We Don't Need No Stinkin' DH


It's almost February, the Yankees have finally resolved their starting pitching woes, and we've all grown tired of complaining about Alex Rodriguez and A.J. Burnett, so our attention has turned to perhaps the only remaining question mark for the 2012 season - the DH position.

We've heard preposterous trade propositions (Jason Bay?? Seriously???), and the Yankees have been linked to just about every remaining free agent hitter over the age of 35, though most of them are hitters in name only these days. Personally, I'd prefer to see Brian Cashman stand pat, because at this point, with these options, there's really no sense in worrying that much about the 23rd or 24th spot on the roster, not in February or October.

When you think of the DH position, it's a pretty safe bet that the names of at least one of a handful of players will pop into your head - Edgar Martinez, David Ortiz, Frank Thomas, Paul Moliter. Hitters such as these have become synonymous with the position, but when you dig a little deeper, you realize that they're the exception to the rule, and it's actually quite rare for a team to carry an established, regular DH.

Using the play index at www.baseball-reference.com, I searched for hitters who batted at least 500 times in a season with at least 80% of those plate apperances coming from the DH position. Believe it or not, only 65 players have managed to do it at least once. 31 have done it in two or more seasons, and 7 have managed to do it 5 or more times. Considering that the DH has been around for 39 seasons, these are small numbers. All in all, there have been 538 AL team-seasons since 1973, and using our definition of a regular DH, teams have only had one about 26% of the time.

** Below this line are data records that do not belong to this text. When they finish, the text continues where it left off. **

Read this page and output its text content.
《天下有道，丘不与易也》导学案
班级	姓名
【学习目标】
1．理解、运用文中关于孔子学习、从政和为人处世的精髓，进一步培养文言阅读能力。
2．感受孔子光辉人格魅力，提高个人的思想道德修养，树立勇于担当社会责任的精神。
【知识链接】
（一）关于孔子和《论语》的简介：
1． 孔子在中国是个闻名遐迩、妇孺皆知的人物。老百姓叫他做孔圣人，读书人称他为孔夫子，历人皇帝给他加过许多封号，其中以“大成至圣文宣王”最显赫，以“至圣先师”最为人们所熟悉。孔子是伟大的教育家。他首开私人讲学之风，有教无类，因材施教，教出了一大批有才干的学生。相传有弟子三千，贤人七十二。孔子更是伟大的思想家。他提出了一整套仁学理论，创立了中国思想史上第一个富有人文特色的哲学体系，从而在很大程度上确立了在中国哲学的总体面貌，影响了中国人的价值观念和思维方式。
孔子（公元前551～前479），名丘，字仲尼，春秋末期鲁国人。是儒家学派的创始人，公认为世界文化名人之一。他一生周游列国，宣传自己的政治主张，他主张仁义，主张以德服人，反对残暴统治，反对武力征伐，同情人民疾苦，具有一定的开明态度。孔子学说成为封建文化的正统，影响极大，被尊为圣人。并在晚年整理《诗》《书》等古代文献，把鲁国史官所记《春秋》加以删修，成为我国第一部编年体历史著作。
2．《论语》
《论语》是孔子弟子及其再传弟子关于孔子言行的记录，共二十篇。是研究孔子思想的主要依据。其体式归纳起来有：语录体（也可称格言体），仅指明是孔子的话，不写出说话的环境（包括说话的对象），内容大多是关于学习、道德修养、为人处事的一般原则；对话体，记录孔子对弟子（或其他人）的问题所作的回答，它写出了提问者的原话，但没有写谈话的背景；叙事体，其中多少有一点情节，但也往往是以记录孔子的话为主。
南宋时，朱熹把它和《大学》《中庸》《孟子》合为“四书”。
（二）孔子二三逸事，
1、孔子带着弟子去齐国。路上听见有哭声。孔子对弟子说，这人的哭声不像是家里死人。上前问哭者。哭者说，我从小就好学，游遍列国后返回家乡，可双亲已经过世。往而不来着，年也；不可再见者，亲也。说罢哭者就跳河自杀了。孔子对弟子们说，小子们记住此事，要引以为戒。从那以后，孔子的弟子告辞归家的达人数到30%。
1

Does this tell us anything we don't already know? Well, kind of. Throughout recent baseball history, most teams have viewed DH as an inherently flexible position, at least in practice if not in theory, and this makes sense. From a strategic standpoint, it's better to focus on having depth at the actual fielding positions and use the DH as a way to keep everybody in the action. Signing a one-dimensional player like Hideki Matsui, or a fielder-in-name-only like Johnny Damon might fill the remaining DH at-bats, but these types of players do you little good throughout the injuries, day-night double headers, and extra-innings games that inevitably dot the regular season.

Unless he can absolutely rake, the left-handed hitting half of a DH platoon is just a glorified pinch hitter if he can't play anywhere on the field or pinch-run. Accordingly, the Yankees should take a pass on the remaining hitters left on the market, (edit: ESPECIALLY Raul Ibanez) and I suspect hope that they will.